Tequila Vermelha é narrado em primeira pessoa, pelo Tres. O livro tem capítulos curtos que facilita muito a leitura, logo no primeiro capítulo você já fica com uma ideia do que vai encontrar no livro. Um humor sarcástico que faz ser impossível não rir com o Tres, ele consegue entrar em problemas inimagináveis.
É bem detalhado, é possível se conectar com o personagem e ter uma noção do misto de emoções que ele sente ao se lembrar do pai. Nos momentos 'flashback' quando o Tres se lembra do pai e conta alguns casos de infância é possível ver  que a semelhança que ele ele tem com o pai não fica só no nome.
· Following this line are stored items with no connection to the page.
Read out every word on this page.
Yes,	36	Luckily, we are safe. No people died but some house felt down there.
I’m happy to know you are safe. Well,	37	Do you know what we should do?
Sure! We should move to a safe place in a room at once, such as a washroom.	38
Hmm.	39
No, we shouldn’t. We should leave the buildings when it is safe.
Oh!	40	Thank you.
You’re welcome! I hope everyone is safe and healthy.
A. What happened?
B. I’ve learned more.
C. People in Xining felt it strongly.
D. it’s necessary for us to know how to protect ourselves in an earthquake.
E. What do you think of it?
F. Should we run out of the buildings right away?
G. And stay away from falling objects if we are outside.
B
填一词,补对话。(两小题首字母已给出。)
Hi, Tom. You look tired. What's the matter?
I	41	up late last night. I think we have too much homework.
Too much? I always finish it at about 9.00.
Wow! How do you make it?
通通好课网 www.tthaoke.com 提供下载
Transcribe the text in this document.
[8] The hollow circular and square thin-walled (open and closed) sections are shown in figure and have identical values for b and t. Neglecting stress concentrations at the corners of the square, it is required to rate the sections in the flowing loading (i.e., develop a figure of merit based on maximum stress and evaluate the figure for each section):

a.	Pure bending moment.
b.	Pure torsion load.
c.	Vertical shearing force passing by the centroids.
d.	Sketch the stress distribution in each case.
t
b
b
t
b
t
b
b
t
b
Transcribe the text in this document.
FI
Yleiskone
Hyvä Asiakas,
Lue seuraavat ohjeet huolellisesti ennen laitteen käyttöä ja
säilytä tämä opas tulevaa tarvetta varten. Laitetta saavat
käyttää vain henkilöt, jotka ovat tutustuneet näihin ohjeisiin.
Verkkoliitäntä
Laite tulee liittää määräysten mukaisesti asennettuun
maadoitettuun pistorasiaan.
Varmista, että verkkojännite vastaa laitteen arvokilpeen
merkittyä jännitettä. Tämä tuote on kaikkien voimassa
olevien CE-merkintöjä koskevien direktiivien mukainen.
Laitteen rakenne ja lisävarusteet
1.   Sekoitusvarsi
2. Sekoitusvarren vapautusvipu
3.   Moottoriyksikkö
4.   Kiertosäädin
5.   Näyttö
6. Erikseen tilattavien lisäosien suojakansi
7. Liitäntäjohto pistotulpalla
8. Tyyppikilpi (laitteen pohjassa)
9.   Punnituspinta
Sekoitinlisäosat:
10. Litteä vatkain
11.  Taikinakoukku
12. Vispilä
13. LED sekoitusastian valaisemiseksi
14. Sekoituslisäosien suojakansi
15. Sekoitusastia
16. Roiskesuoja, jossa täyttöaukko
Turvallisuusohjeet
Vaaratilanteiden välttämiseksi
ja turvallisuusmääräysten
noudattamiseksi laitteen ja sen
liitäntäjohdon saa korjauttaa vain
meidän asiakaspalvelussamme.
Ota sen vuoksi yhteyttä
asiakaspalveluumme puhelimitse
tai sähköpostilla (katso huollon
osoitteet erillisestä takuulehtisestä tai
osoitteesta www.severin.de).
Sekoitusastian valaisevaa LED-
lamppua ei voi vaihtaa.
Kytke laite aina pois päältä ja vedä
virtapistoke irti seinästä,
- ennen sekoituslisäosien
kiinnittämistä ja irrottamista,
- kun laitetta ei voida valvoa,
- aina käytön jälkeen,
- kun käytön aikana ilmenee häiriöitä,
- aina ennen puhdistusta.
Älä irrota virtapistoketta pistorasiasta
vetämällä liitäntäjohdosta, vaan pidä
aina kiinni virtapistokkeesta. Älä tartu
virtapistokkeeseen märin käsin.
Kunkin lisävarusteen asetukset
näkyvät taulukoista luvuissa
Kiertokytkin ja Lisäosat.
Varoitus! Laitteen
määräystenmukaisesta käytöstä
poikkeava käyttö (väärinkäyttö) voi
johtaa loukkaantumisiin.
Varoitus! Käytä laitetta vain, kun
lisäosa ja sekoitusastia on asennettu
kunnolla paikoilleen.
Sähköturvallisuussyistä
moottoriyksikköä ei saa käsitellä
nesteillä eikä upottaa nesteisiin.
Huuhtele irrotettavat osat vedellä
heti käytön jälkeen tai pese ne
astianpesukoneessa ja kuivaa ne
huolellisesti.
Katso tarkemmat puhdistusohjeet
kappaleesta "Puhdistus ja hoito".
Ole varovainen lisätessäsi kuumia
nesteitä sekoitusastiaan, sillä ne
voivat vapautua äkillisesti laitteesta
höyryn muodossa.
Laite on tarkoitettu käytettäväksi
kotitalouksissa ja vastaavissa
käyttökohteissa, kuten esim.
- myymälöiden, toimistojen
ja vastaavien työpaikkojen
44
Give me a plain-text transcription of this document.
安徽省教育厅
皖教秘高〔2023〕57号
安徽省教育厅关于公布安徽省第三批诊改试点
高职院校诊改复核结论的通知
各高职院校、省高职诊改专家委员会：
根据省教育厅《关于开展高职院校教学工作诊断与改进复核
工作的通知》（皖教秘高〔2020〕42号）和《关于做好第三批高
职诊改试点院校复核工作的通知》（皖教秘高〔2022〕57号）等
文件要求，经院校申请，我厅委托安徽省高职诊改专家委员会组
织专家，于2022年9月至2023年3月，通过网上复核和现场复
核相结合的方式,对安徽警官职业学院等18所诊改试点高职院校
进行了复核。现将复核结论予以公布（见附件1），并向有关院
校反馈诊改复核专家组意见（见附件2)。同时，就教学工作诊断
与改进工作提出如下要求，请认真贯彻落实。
Só senti um pouco de dificuldade no livro, com relação a quantidade de personagens, algumas vezes fiquei confusa de quem era quem, decorar nome e saber definitivamente quem era, só decorei cerca dez que são os que mais aparecem.

A série já possuí cerca de 7 livros nos EUA, mas aqui no Brasil até onde eu sei, só lançaram esse.

Recomendo para aqueles que queiram conhecem o outro lado de Rick Riordan, já que é um romance policial, é bem diferente do que a maioria das pessoas estão acostumadas a ler do autor.